Die aktuellen Abwärtsbewegungen hängen auch mit den stark gestiegenen Kursen der letzten Tage zusammen. Nach Umfrageergebnissen aus Grossbritannien hatte die Mehrheit der Börsianer einen Brexit als unwahrscheinlich betrachtet. Die Märkte reagierten darauf positiv.

"Es ist kein Weltuntergang, es bricht nichts zusammen, es bricht nichts ein", versucht Müller zu beruhigen. Es gelte, einen kühlen Kopf zu bewahren. Sinkende Kurse seien schliesslich auch "eine wunderbare Chance, die Papiere guter Unternehmen deutlich günstiger zu erwerben."

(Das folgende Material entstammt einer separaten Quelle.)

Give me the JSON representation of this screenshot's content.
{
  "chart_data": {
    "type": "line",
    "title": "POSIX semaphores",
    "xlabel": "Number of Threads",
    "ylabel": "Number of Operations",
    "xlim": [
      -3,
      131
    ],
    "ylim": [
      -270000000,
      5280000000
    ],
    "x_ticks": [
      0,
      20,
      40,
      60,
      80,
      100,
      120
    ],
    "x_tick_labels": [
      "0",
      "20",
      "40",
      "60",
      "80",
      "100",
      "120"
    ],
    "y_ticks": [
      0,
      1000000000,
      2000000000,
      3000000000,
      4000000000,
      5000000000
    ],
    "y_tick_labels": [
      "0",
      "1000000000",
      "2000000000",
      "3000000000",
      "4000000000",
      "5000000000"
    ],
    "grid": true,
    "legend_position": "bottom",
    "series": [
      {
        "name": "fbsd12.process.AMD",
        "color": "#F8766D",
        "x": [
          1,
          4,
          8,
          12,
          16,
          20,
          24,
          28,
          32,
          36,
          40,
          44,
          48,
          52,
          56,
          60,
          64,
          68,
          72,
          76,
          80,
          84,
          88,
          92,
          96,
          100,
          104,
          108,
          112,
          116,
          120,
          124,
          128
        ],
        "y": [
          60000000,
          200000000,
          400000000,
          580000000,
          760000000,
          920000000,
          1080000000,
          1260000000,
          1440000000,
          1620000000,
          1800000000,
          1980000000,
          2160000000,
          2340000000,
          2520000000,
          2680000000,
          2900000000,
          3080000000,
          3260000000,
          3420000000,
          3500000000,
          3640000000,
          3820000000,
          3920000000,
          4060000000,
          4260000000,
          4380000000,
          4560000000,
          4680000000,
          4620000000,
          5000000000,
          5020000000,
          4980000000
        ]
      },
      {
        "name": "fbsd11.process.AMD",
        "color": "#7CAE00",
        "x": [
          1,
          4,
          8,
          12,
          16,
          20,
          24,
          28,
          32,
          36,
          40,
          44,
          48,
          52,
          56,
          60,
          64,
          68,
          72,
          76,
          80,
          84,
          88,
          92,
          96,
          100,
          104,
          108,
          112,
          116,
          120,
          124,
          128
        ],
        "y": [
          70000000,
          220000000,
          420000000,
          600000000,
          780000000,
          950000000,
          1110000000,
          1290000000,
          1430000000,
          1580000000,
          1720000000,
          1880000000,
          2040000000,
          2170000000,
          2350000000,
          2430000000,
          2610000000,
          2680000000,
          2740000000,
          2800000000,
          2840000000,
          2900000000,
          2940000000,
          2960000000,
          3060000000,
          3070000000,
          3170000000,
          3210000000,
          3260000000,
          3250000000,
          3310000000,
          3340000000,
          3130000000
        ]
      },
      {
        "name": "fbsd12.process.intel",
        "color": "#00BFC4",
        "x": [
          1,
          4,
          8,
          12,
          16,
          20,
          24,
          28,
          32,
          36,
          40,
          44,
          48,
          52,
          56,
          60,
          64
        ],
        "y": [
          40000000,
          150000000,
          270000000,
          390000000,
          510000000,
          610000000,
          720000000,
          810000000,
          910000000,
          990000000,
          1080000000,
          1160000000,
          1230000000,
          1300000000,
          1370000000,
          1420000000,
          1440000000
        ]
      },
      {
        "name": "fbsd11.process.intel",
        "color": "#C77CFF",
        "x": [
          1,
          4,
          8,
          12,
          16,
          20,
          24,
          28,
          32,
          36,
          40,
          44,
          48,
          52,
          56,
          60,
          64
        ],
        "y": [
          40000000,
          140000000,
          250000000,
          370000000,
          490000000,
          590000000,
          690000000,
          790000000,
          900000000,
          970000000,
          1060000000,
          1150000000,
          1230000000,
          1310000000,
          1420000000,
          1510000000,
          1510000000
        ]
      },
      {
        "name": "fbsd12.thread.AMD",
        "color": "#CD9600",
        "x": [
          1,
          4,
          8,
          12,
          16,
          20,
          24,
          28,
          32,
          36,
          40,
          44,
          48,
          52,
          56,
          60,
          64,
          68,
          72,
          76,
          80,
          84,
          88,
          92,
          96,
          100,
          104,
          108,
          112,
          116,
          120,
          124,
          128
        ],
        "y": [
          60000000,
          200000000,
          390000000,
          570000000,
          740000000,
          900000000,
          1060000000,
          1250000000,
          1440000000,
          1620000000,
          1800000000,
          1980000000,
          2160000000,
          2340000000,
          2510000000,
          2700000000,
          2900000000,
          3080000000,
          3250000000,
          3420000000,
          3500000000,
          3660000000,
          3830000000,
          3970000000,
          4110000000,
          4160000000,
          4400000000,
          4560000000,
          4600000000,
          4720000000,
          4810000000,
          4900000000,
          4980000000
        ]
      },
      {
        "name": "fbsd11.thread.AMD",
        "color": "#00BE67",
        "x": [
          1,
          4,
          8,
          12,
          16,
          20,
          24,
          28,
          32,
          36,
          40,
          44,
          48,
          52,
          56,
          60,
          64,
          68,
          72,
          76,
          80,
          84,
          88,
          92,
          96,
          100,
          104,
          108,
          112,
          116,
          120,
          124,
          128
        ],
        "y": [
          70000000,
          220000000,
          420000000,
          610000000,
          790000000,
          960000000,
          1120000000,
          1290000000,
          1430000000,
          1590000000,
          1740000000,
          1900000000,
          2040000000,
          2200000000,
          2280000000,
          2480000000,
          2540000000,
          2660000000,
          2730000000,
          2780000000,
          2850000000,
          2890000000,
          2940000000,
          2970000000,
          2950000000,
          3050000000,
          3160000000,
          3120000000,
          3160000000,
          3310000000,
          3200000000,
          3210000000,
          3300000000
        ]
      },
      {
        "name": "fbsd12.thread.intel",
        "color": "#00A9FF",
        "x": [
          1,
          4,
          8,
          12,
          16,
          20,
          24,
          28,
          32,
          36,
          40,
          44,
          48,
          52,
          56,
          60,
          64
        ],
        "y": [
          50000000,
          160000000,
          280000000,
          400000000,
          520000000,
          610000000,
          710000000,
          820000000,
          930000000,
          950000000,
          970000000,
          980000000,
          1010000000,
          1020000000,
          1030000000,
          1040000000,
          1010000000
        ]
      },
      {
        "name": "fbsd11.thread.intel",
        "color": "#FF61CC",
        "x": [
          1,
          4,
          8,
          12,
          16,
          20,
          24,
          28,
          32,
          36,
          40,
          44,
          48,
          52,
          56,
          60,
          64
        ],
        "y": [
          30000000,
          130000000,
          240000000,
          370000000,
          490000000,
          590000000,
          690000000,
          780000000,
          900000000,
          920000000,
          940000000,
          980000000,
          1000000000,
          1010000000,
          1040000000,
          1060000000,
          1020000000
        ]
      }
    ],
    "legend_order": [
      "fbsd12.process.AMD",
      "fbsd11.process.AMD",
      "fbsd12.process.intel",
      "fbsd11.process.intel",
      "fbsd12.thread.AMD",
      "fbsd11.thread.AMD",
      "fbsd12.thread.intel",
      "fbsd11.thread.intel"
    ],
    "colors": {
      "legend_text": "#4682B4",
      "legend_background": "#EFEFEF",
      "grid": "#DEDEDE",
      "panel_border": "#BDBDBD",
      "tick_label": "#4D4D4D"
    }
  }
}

Vorbeben für den "Big Bang"?

An einen "Big Bang", einen grossen globalen Börsencrash, glaubt der Experte nicht. Aber die derzeitigen Reaktionen der Börsen auf den Brexit, sagt er, könnten "ein grosses Vorbeben sein". Schon jetzt erwarten viele Beobachter weitreichende wirtschaftliche Folgen: Pessimistische Schätzungen gehen davon aus, dass durch Kurseinbrüche, Euroabwertung sowie eine Rezession Billionen Euro vernichtet werden.

Der Star-Investor George Soros erwartet schwerwiegende Folgen für jeden EU-Bürger - "sofort und dramatisch". Preise würden steigen, Jobs verloren gehen. Der amerikanische Vermögensverwalter T. Rowe Price Group Inc. schätzt die Wahrscheinlichkeit einer globalen Rezession nach dem Brexit laut "Bloomberg" gar auf 50 Prozent. Drastisch kommentierte auch der n-tv-Börsenexperte Frank Meyer das Geschehen.

"Der Dax hängt über der Kloschüssel. Das wird ein Blutbad heute und dürfte ein historischer Tag sein. Man fragt sich, wie geht es weiter?" Eine Antwort darauf können auch die grössten Börsenexperten nicht mit allerletzter Sicherheit geben.